I also believe the culture of hostage taking is not the exclusive program of jihad groups. How many evening as I watch the news do I see pictures of soldiers smashing their way into houses in Iraq. Because I have visited those homes after the raids have ended, and listened to the families tell their story of disappeared family members and the experience of terror of foreign troops, I know that the initiation of culture of terror is not the sole territory of the jihadist. I know in that villager’s home where the currency of terror is part of life, the decision of how to respond to any one of the sources of terror, is a matter of survival. House raids contribute to the culture of hostage taking.
In exchange for freeing the 23 Koreans, the Taliban demanded release of Taliban captives and the departure of the Korean civilian and military mission to Afghanistan. Ironically the decision to pull out of Afghanistan had already been made by the Korean government, so agreeing to it was not a problem. In a similar situation the Philippine government agreed to pull out its troops from Iraq in 2004. Unlike previous hostage situations, the Afghan government refused to consider a prisoner exchange, so the final release probably came about due to the payment something like 20 million dollars in ransom. In this case as in selected other recent cases, the captors were under heavy pressure by millions of Muslim co-religionists to release the captives.
Governments routinely pay ransom to gain release of citizens, but do not admit publically that they do so. The decision of the Korean government to negotiate directly with the Taliban is precedent setting and conveys legitimacy on the insurgent group who took the action. The decision by the Korean government to ban missionary travel to Afghanistan, a promise the Korean government probably cannot enforce, (note the travel of Americans to Cuba) also helped lubricate the negotiations. That travel ban, however, sets a precedent that will not go unnoticed in the entire community of non governmental international workers.
As organizations contemplate international work in light of the Korean experience, their weighing of risk has now become more complex. With direct government intervention, their options are narrowed and their situation may be more dangerous. We do not necessarily comprehend what it means to “apologize to the nation” for being taken hostage as the Koreans did. However, the experience of the Koreans reminds us to be vigilant and attentive to the problem of joining the culture that allows government to control the tone for the work of building up humanity.

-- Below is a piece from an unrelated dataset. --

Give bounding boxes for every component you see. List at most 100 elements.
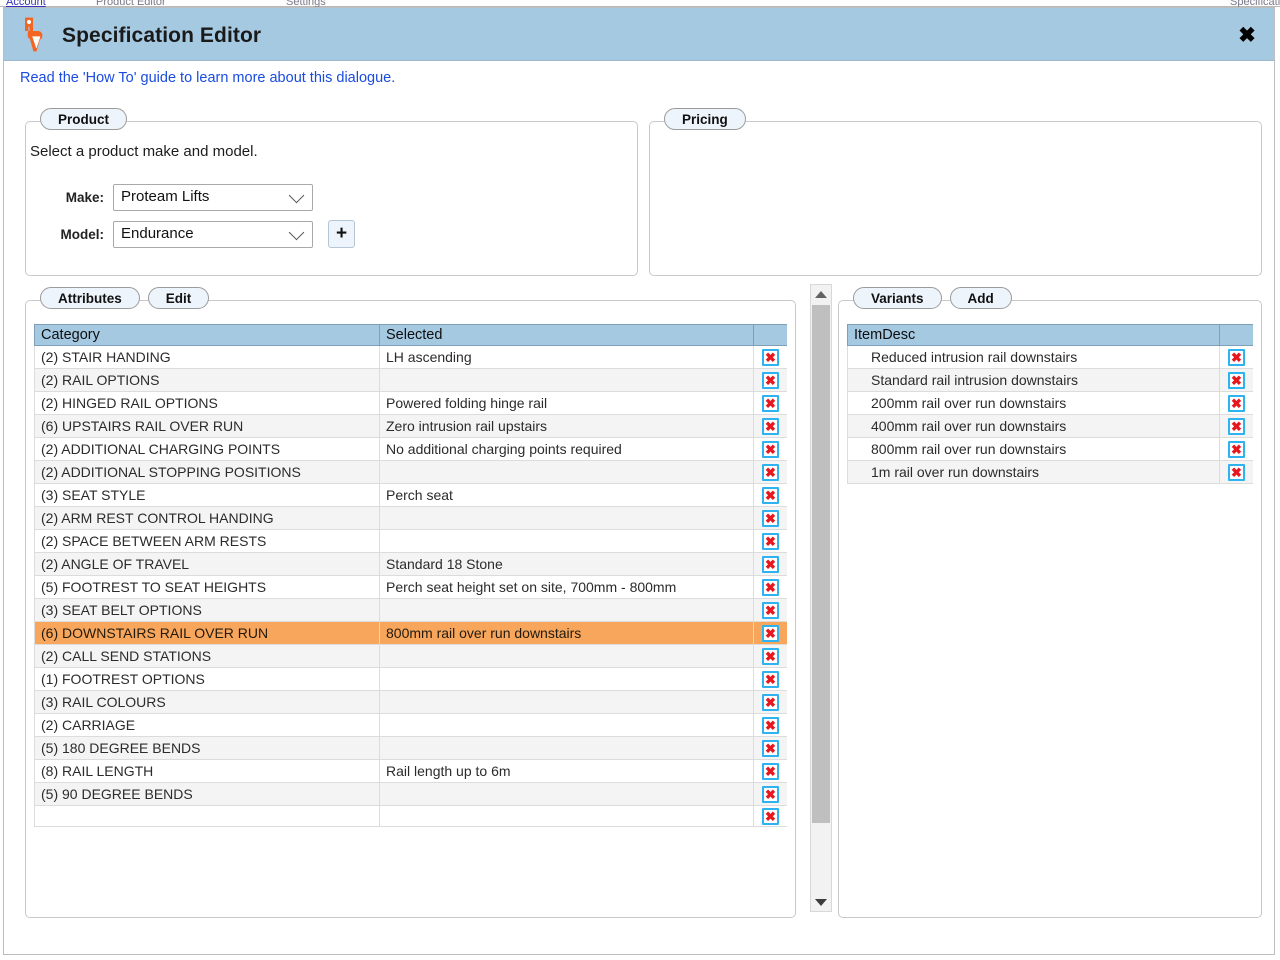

Questions of risk must be explored from at least two directions. First, the risk of death or being taken hostage is mitigated when we are familiar with local customs, language, and have a deep but often intuitive sense of what is and what is not possible. If we are taken hostage due to compulsive, ad hoc planning, or attention seeking it sets everyone back.
Second, in the event that we are abducted in the course of real work to serve humanity, out of faith convictions, our confidence that we can interpret that work and make it convincing for ourselves and for the world is crucial. Being taken hostage, kidnapped, executed or martyred in the service of humanity as a whole carries with it the potential of creating vision for life and hope.

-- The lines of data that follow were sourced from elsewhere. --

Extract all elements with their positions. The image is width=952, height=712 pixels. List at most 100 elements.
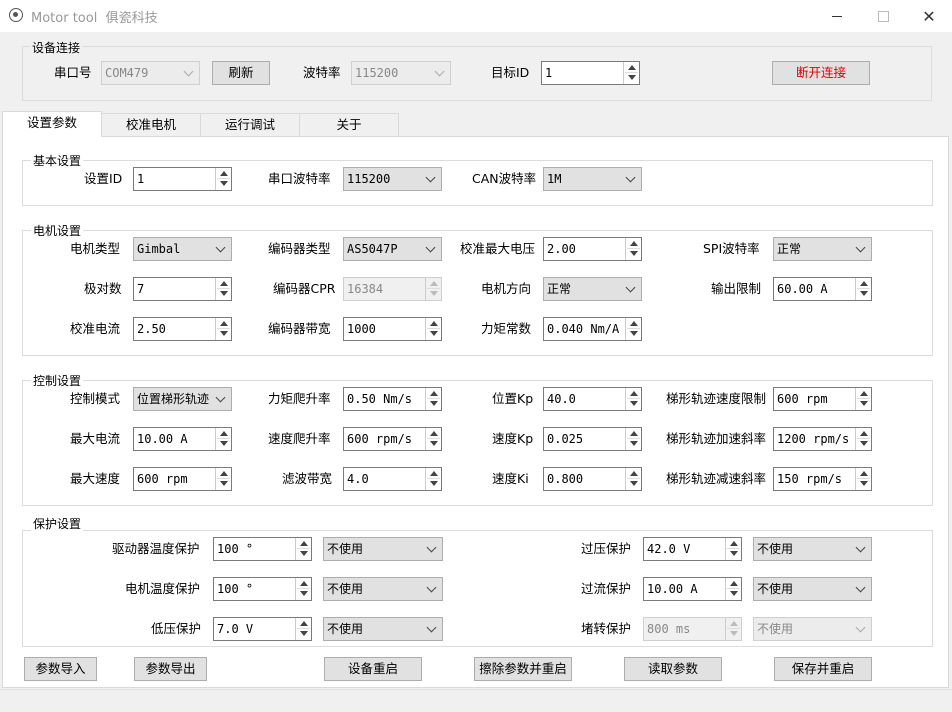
tab-calibrate-motor[interactable]: 校准电机 <box>101 113 201 136</box>
port-select[interactable]: COM479 <box>101 61 200 85</box>
undervolt-mode-select[interactable]: 不使用 <box>323 617 443 641</box>
pos-kp-spinbox[interactable]: 40.0 <box>543 387 642 411</box>
spin-arrows[interactable] <box>215 278 231 300</box>
traj-accel-spinbox[interactable]: 1200 rpm/s <box>773 427 872 451</box>
maximize-button[interactable] <box>860 0 906 32</box>
spin-down-icon[interactable] <box>430 401 438 406</box>
spin-up-icon[interactable] <box>860 281 868 286</box>
stall-spinbox[interactable]: 800 ms <box>643 617 742 641</box>
tab-set-params[interactable]: 设置参数 <box>2 111 102 137</box>
spin-up-icon[interactable] <box>300 621 308 626</box>
spin-arrows[interactable] <box>625 468 641 490</box>
driver-temp-spinbox[interactable]: 100 ° <box>213 537 312 561</box>
overcurrent-mode-select[interactable]: 不使用 <box>753 577 872 601</box>
vel-ramp-spinbox[interactable]: 600 rpm/s <box>343 427 442 451</box>
spin-down-icon[interactable] <box>220 291 228 296</box>
spin-arrows[interactable] <box>625 318 641 340</box>
spin-up-icon[interactable] <box>220 321 228 326</box>
control-mode-select[interactable]: 位置梯形轨迹 <box>133 387 232 411</box>
spin-up-icon[interactable] <box>630 471 638 476</box>
traj-decel-spinbox[interactable]: 150 rpm/s <box>773 467 872 491</box>
spin-arrows[interactable] <box>425 278 441 300</box>
spin-up-icon[interactable] <box>860 471 868 476</box>
max-speed-spinbox[interactable]: 600 rpm <box>133 467 232 491</box>
refresh-button[interactable]: 刷新 <box>212 61 270 85</box>
disconnect-button[interactable]: 断开连接 <box>772 61 870 85</box>
spin-arrows[interactable] <box>425 468 441 490</box>
vel-ki-spinbox[interactable]: 0.800 <box>543 467 642 491</box>
spin-down-icon[interactable] <box>220 481 228 486</box>
pole-pairs-spinbox[interactable]: 7 <box>133 277 232 301</box>
spin-up-icon[interactable] <box>300 541 308 546</box>
spin-down-icon[interactable] <box>300 591 308 596</box>
spin-arrows[interactable] <box>295 578 311 600</box>
cal-current-spinbox[interactable]: 2.50 <box>133 317 232 341</box>
spin-up-icon[interactable] <box>860 391 868 396</box>
can-baud-select[interactable]: 1M <box>543 167 642 191</box>
spin-down-icon[interactable] <box>300 551 308 556</box>
spin-up-icon[interactable] <box>730 581 738 586</box>
spin-down-icon[interactable] <box>220 181 228 186</box>
overcurrent-spinbox[interactable]: 10.00 A <box>643 577 742 601</box>
encoder-bw-spinbox[interactable]: 1000 <box>343 317 442 341</box>
restart-device-button[interactable]: 设备重启 <box>324 657 422 681</box>
baud-select[interactable]: 115200 <box>351 61 451 85</box>
filter-bw-spinbox[interactable]: 4.0 <box>343 467 442 491</box>
spin-arrows[interactable] <box>725 618 741 640</box>
spin-arrows[interactable] <box>215 318 231 340</box>
spin-up-icon[interactable] <box>220 171 228 176</box>
tab-about[interactable]: 关于 <box>299 113 399 136</box>
spin-down-icon[interactable] <box>630 441 638 446</box>
torque-const-spinbox[interactable]: 0.040 Nm/A <box>543 317 642 341</box>
vel-kp-spinbox[interactable]: 0.025 <box>543 427 642 451</box>
motor-type-select[interactable]: Gimbal <box>133 237 232 261</box>
overvolt-mode-select[interactable]: 不使用 <box>753 537 872 561</box>
spin-arrows[interactable] <box>215 168 231 190</box>
spin-up-icon[interactable] <box>220 471 228 476</box>
spin-down-icon[interactable] <box>430 291 438 296</box>
minimize-button[interactable] <box>814 0 860 32</box>
spin-arrows[interactable] <box>855 278 871 300</box>
uart-baud-select[interactable]: 115200 <box>343 167 442 191</box>
export-params-button[interactable]: 参数导出 <box>134 657 207 681</box>
spin-arrows[interactable] <box>215 468 231 490</box>
spin-up-icon[interactable] <box>430 321 438 326</box>
spin-arrows[interactable] <box>295 618 311 640</box>
spin-up-icon[interactable] <box>630 391 638 396</box>
spin-up-icon[interactable] <box>730 621 738 626</box>
spin-arrows[interactable] <box>425 388 441 410</box>
spin-down-icon[interactable] <box>630 251 638 256</box>
spin-up-icon[interactable] <box>300 581 308 586</box>
spin-arrows[interactable] <box>855 428 871 450</box>
spin-down-icon[interactable] <box>300 631 308 636</box>
driver-temp-mode-select[interactable]: 不使用 <box>323 537 443 561</box>
close-button[interactable]: ✕ <box>906 0 952 32</box>
spin-arrows[interactable] <box>855 468 871 490</box>
traj-vel-limit-spinbox[interactable]: 600 rpm <box>773 387 872 411</box>
spin-down-icon[interactable] <box>630 481 638 486</box>
spin-up-icon[interactable] <box>730 541 738 546</box>
spin-up-icon[interactable] <box>430 471 438 476</box>
spin-down-icon[interactable] <box>860 481 868 486</box>
spin-up-icon[interactable] <box>630 241 638 246</box>
spin-down-icon[interactable] <box>860 291 868 296</box>
spin-down-icon[interactable] <box>630 401 638 406</box>
spin-down-icon[interactable] <box>430 481 438 486</box>
cal-max-voltage-spinbox[interactable]: 2.00 <box>543 237 642 261</box>
max-current-spinbox[interactable]: 10.00 A <box>133 427 232 451</box>
spin-up-icon[interactable] <box>430 391 438 396</box>
spin-down-icon[interactable] <box>860 401 868 406</box>
set-id-spinbox[interactable]: 1 <box>133 167 232 191</box>
spin-up-icon[interactable] <box>860 431 868 436</box>
spin-arrows[interactable] <box>725 538 741 560</box>
encoder-cpr-spinbox[interactable]: 16384 <box>343 277 442 301</box>
spin-arrows[interactable] <box>425 318 441 340</box>
output-limit-spinbox[interactable]: 60.00 A <box>773 277 872 301</box>
stall-mode-select[interactable]: 不使用 <box>753 617 872 641</box>
spin-arrows[interactable] <box>625 388 641 410</box>
tab-run-debug[interactable]: 运行调试 <box>200 113 300 136</box>
spin-up-icon[interactable] <box>628 65 636 70</box>
spin-down-icon[interactable] <box>220 441 228 446</box>
spin-up-icon[interactable] <box>430 431 438 436</box>
spin-up-icon[interactable] <box>630 321 638 326</box>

We can look to Jesus, Gandhi or the other lesser known ancient or contemporary martyrs to be reminded that hope is created through a long journey that includes denial, confusion, rejection and eventual new life . Each had their critic. Each had their enemy who they tried to love. Each had their killer. Their message stood the test of time and drew attention to universal hope for humankind, not solely to the journey of a single individual. How we handle these situations in this century will help create the context for a world free from hostage taking and house raids.